We have tried to make most of our changes backwards compatible, but any
major issues should be reported to the package maintainer
(liam.bailey@anu.edu.au).
climwin
aims to distinguish between two separate methods
for testing climate windows. The commonly used sliding window approach
[1]
and less common weighted window approach [2].
To ensure the distinction between these two methods is clear, the
function climatewin has been made redundant and been replaced
with the function slidingwin.

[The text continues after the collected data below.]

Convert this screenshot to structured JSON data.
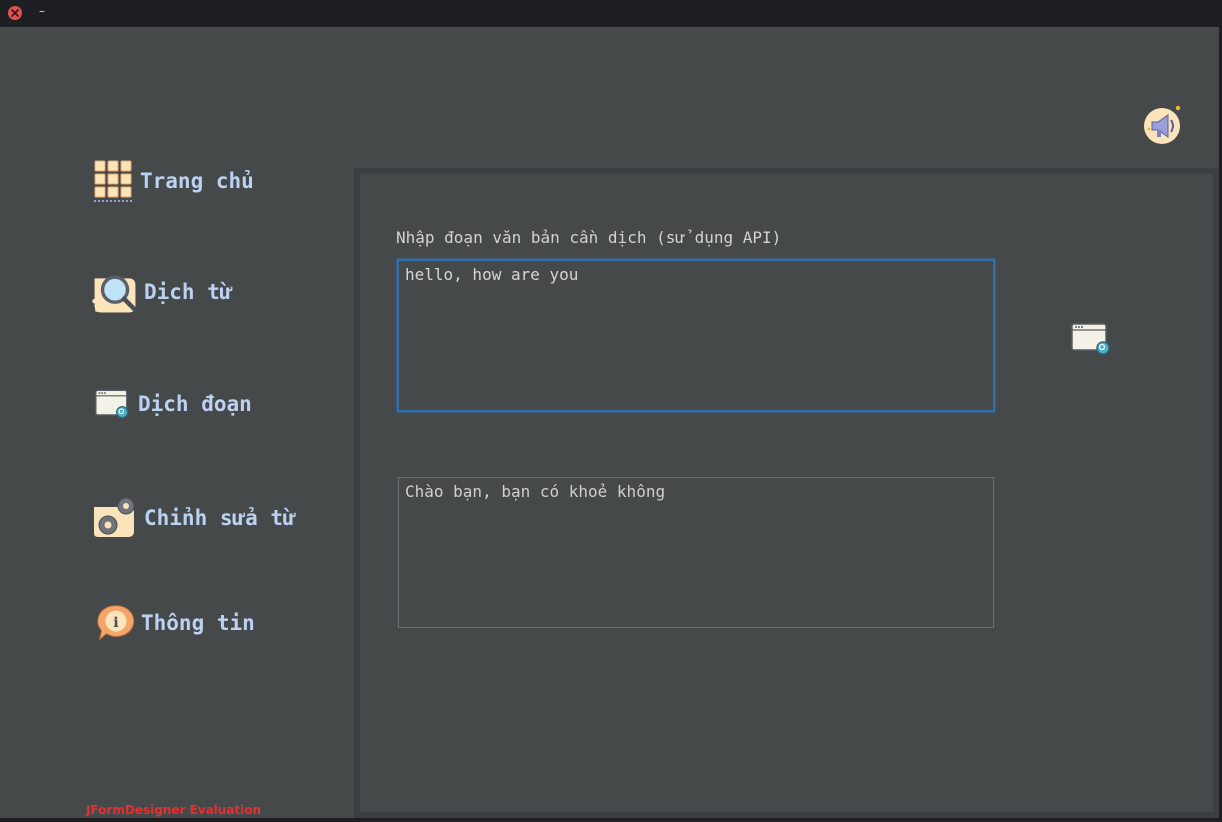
{
  "titlebar": {
    "title": "–"
  },
  "sidebar": {
    "items": [
      {
        "label": "Trang chủ",
        "icon": "grid-icon"
      },
      {
        "label": "Dịch từ",
        "icon": "magnifier-icon"
      },
      {
        "label": "Dịch đoạn",
        "icon": "window-search-icon"
      },
      {
        "label": "Chỉnh sửa từ",
        "icon": "gears-icon"
      },
      {
        "label": "Thông tin",
        "icon": "info-bubble-icon"
      }
    ]
  },
  "main": {
    "prompt": "Nhập đoạn văn bản cần dịch (sử dụng API)",
    "input_value": "hello, how are you",
    "output_value": "Chào bạn, bạn có khoẻ không"
  },
  "watermark": "JFormDesigner Evaluation",
  "colors": {
    "background": "#45494a",
    "nav_text": "#bcd2f2",
    "focus_border": "#2f6fa7",
    "watermark": "#e53030",
    "icon_cream": "#fbe3ba"
  }
}
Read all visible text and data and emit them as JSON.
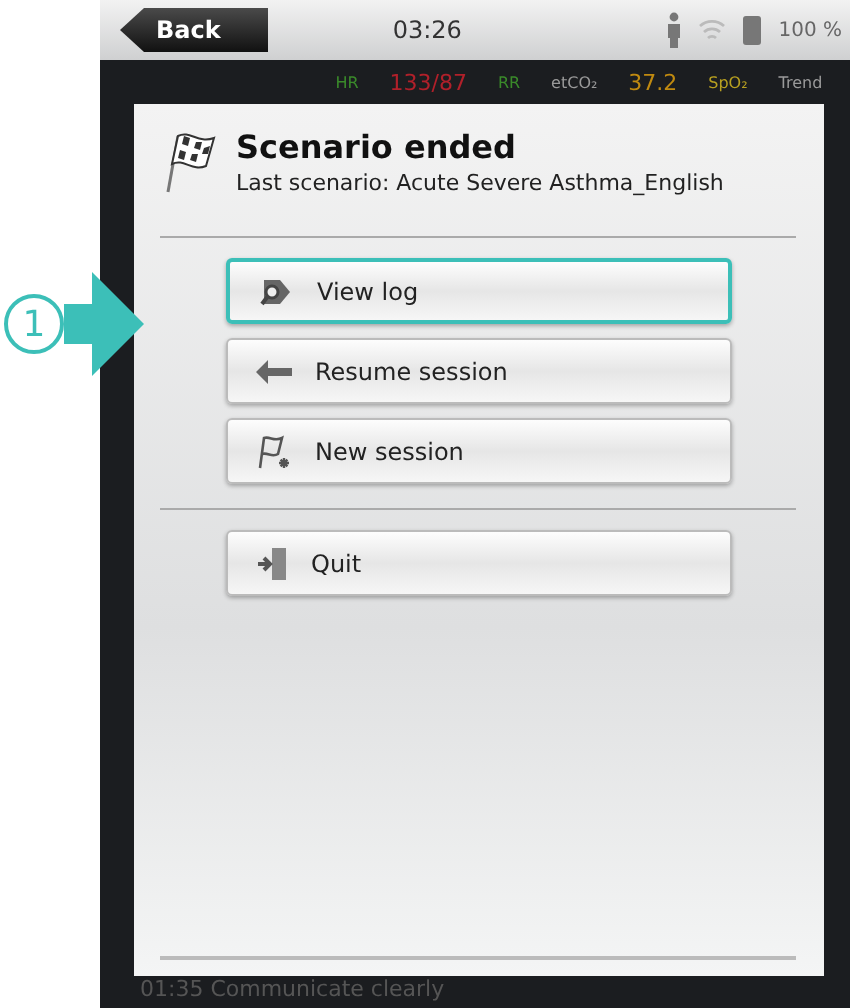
{
  "callout": {
    "number": "1"
  },
  "status_bar": {
    "back_button": "Back",
    "time": "03:26",
    "battery": "100 %"
  },
  "vitals": [
    {
      "text": "HR",
      "kind": "label",
      "color": "#3a8a2a"
    },
    {
      "text": "133/87",
      "kind": "value",
      "color": "#b0202a"
    },
    {
      "text": "RR",
      "kind": "label",
      "color": "#3a8a2a"
    },
    {
      "text": "etCO₂",
      "kind": "label",
      "color": "#9a9a9a"
    },
    {
      "text": "37.2",
      "kind": "value",
      "color": "#c08a10"
    },
    {
      "text": "SpO₂",
      "kind": "label",
      "color": "#b8a020"
    },
    {
      "text": "Trend",
      "kind": "label",
      "color": "#9a9a9a"
    }
  ],
  "dialog": {
    "title": "Scenario ended",
    "subtitle": "Last scenario: Acute Severe Asthma_English",
    "groups": [
      [
        {
          "label": "View log",
          "kind": "log",
          "selected": true
        },
        {
          "label": "Resume session",
          "kind": "resume",
          "selected": false
        },
        {
          "label": "New session",
          "kind": "new",
          "selected": false
        }
      ],
      [
        {
          "label": "Quit",
          "kind": "quit",
          "selected": false
        }
      ]
    ]
  },
  "log_line": "01:35  Communicate clearly"
}
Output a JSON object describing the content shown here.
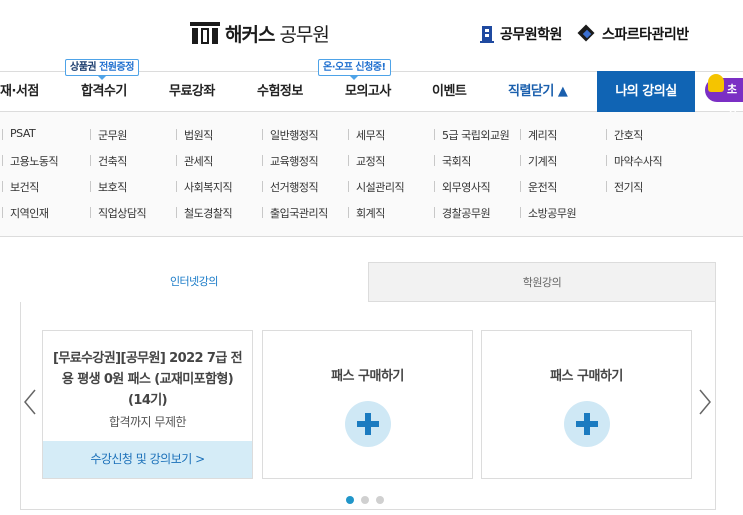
{
  "header": {
    "logo_brand": "해커스",
    "logo_sub": "공무원",
    "links": [
      {
        "label": "공무원학원",
        "icon": "building-icon"
      },
      {
        "label": "스파르타관리반",
        "icon": "sparta-helmet-icon"
      }
    ]
  },
  "badges": {
    "gift_prefix": "상품권",
    "gift_text": "전원증정",
    "online": "온·오프 신청중!"
  },
  "gnb": {
    "items": [
      "재·서점",
      "합격수기",
      "무료강좌",
      "수험정보",
      "모의고사",
      "이벤트",
      "직렬닫기 ▲"
    ],
    "my_class": "나의 강의실",
    "extra": "초시"
  },
  "categories": [
    [
      "PSAT",
      "군무원",
      "법원직",
      "일반행정직",
      "세무직",
      "5급 국립외교원",
      "계리직",
      "간호직"
    ],
    [
      "고용노동직",
      "건축직",
      "관세직",
      "교육행정직",
      "교정직",
      "국회직",
      "기계직",
      "마약수사직"
    ],
    [
      "보건직",
      "보호직",
      "사회복지직",
      "선거행정직",
      "시설관리직",
      "외무영사직",
      "운전직",
      "전기직"
    ],
    [
      "지역인재",
      "직업상담직",
      "철도경찰직",
      "출입국관리직",
      "회계직",
      "경찰공무원",
      "소방공무원"
    ]
  ],
  "tabs": {
    "online": "인터넷강의",
    "academy": "학원강의"
  },
  "cards": {
    "first_title": "[무료수강권][공무원] 2022 7급 전용 평생 0원 패스 (교재미포함형) (14기)",
    "first_sub": "합격까지 무제한",
    "first_button": "수강신청 및 강의보기 >",
    "pass_title": "패스 구매하기"
  },
  "colors": {
    "accent_blue": "#1064b4",
    "tab_active": "#1a7bc8",
    "dot_active": "#2196c9"
  }
}
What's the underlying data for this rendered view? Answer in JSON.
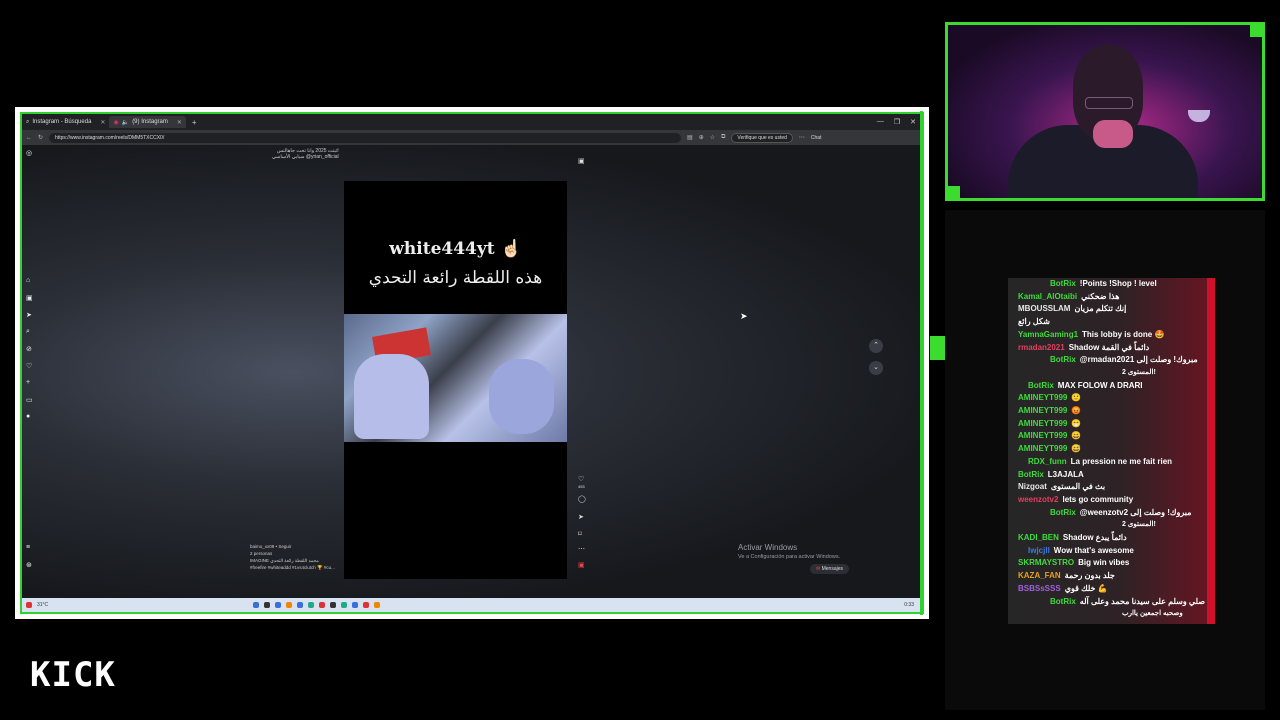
{
  "browser": {
    "tabs": [
      {
        "label": "Instagram - Búsqueda",
        "active": false
      },
      {
        "label": "(9) Instagram",
        "active": true
      }
    ],
    "new_tab": "+",
    "window_controls": [
      "—",
      "❐",
      "✕"
    ],
    "url": "https://www.instagram.com/reels/DMM5TXCCX0/",
    "verify_button": "Verifique que es usted",
    "chat_button": "Chat"
  },
  "reel": {
    "title": "white444yt ☝🏻",
    "arabic_caption": "هذه اللقطة رائعة التحدي",
    "top_caption_line1": "اثبتت 2025 وانا تحت جاهالنس",
    "top_caption_line2": "سبابي الأساسي @yrian_official",
    "author_name": "baimo_xx09 • Seguir",
    "author_sub": "2 personas",
    "author_caption": "IMAGINE محمد اللقطة رائعة التحدي",
    "author_tags": "#freefire #whiteaddd #1vs4clutch 🏆 #cu...",
    "like_count": "455"
  },
  "activate_windows": {
    "title": "Activar Windows",
    "subtitle": "Ve a Configuración para activar Windows."
  },
  "messages_pill": "Mensajes",
  "taskbar": {
    "weather": "31°C",
    "time": "0:33"
  },
  "chat": {
    "messages": [
      {
        "user": "BotRix",
        "color": "#3ddc3d",
        "text": "!Points !Shop ! level",
        "indent": 2
      },
      {
        "user": "Kamal_AlOtaibi",
        "color": "#3ddc3d",
        "text": "هذا ضحكني"
      },
      {
        "user": "MBOUSSLAM",
        "color": "#e8e8e8",
        "text": "إنك تتكلم مزيان"
      },
      {
        "user": "",
        "color": "#e03040",
        "text": "شكل رائع"
      },
      {
        "user": "YamnaGaming1",
        "color": "#3ddc3d",
        "text": "This lobby is done 🤩"
      },
      {
        "user": "rmadan2021",
        "color": "#e04060",
        "text": "Shadow دائماً في القمة"
      },
      {
        "user": "BotRix",
        "color": "#3ddc3d",
        "text": "@rmadan2021 مبروك! وصلت إلى",
        "cont": "المستوى 2!",
        "indent": 2
      },
      {
        "user": "BotRix",
        "color": "#3ddc3d",
        "text": "MAX FOLOW A DRARI",
        "indent": 1
      },
      {
        "user": "AMINEYT999",
        "color": "#3ddc3d",
        "text": "🙂"
      },
      {
        "user": "AMINEYT999",
        "color": "#3ddc3d",
        "text": "😡"
      },
      {
        "user": "AMINEYT999",
        "color": "#3ddc3d",
        "text": "😁"
      },
      {
        "user": "AMINEYT999",
        "color": "#3ddc3d",
        "text": "😄"
      },
      {
        "user": "AMINEYT999",
        "color": "#3ddc3d",
        "text": "😅"
      },
      {
        "user": "RDX_funn",
        "color": "#3ddc3d",
        "text": "La pression ne me fait rien",
        "indent": 1
      },
      {
        "user": "BotRix",
        "color": "#3ddc3d",
        "text": "L3AJALA"
      },
      {
        "user": "Nizgoat",
        "color": "#e8e8e8",
        "text": "بث في المستوى"
      },
      {
        "user": "weenzotv2",
        "color": "#e04060",
        "text": "lets go community"
      },
      {
        "user": "BotRix",
        "color": "#3ddc3d",
        "text": "@weenzotv2 مبروك! وصلت إلى",
        "cont": "المستوى 2!",
        "indent": 2
      },
      {
        "user": "KADI_BEN",
        "color": "#3ddc3d",
        "text": "Shadow دائماً يبدع"
      },
      {
        "user": "Iwjcjll",
        "color": "#3a7ae0",
        "text": "Wow that's awesome",
        "indent": 1
      },
      {
        "user": "SKRMAYSTRO",
        "color": "#3ddc3d",
        "text": "Big win vibes"
      },
      {
        "user": "KAZA_FAN",
        "color": "#e8a020",
        "text": "جلد بدون رحمة"
      },
      {
        "user": "BSBSsSSS",
        "color": "#a060e0",
        "text": "خلك قوي 💪"
      },
      {
        "user": "BotRix",
        "color": "#3ddc3d",
        "text": "اللهم صلي وسلم على سيدنا محمد وعلى آله",
        "cont": "وصحبه اجمعين ياارب",
        "indent": 2
      }
    ]
  },
  "brand": {
    "logo": "KICK",
    "accent": "#3bdc2f",
    "chat_accent": "#d01028"
  }
}
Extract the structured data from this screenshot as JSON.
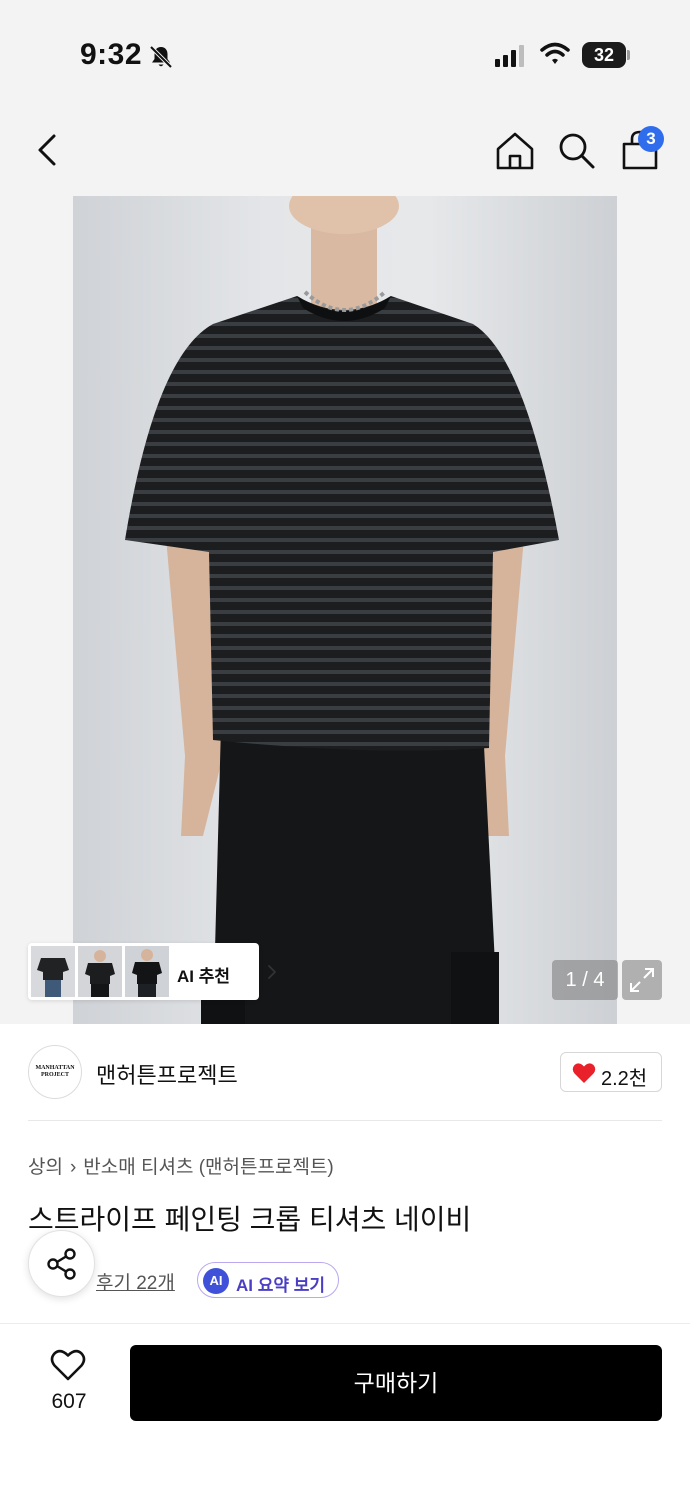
{
  "status_bar": {
    "time": "9:32",
    "battery": "32",
    "icons": [
      "bell-slash-icon",
      "signal-icon",
      "wifi-icon",
      "battery-icon"
    ]
  },
  "nav": {
    "icons": [
      "back-chevron-icon",
      "home-icon",
      "search-icon",
      "shopping-bag-icon"
    ],
    "cart_count": "3"
  },
  "gallery": {
    "ai_recommend_label": "AI 추천",
    "page_indicator": "1 / 4",
    "expand_icon": "expand-icon"
  },
  "brand": {
    "logo_text_line1": "MANHATTAN",
    "logo_text_line2": "PROJECT",
    "name": "맨허튼프로젝트",
    "like_count": "2.2천"
  },
  "product": {
    "breadcrumb_category": "상의",
    "breadcrumb_sub": "반소매 티셔츠 (맨허튼프로젝트)",
    "title": "스트라이프 페인팅 크롭 티셔츠 네이비",
    "reviews_label": "후기 22개",
    "ai_badge": "AI",
    "ai_summary_label": "AI 요약 보기"
  },
  "bottom_bar": {
    "like_count": "607",
    "buy_label": "구매하기"
  },
  "colors": {
    "accent_blue": "#2f6ded",
    "heart_red": "#e8212b",
    "ai_purple": "#4a3fc4",
    "buy_button": "#000000"
  }
}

Parameters used in
slidingwin and climatewin are identical. Users can now
conduct a sliding window analysis using slidingwin and a
weighted window analysis using weightwin.
The function randwin can now also be used to conduct randomisations with a weighted window approach (i.e. using the function weightwin). Users must now define whether randomisations are to be conducted using a sliding window (“sliding”) or weighted window (“weighted”) approach with the parameter ‘window’. Note that all parameters from weightwin will be required to run randwin using a weighted window approach (e.g. ‘par’, ‘weightfunc’).
When a group of biological measurements covers two years (e.g. Southern hemisphere species which breed between November - February [2]) use of ‘absolute’ climate windows will cause these measurements to be split across different calendar years. To overcome this issue, we include a ‘cohort’ parameter to our functions.
The cohort variable will determine which biological measurements should be grouped together (e.g. measurements from the same breeding season), and ensure that these measurements share the same reference day. The cohort variable should come from the same dataset as the ‘bdate’ parameter (i.e. variables should have equal lengths).
See our advanced vignette for more details:
vignette("advanced_climwin", package = "climwin")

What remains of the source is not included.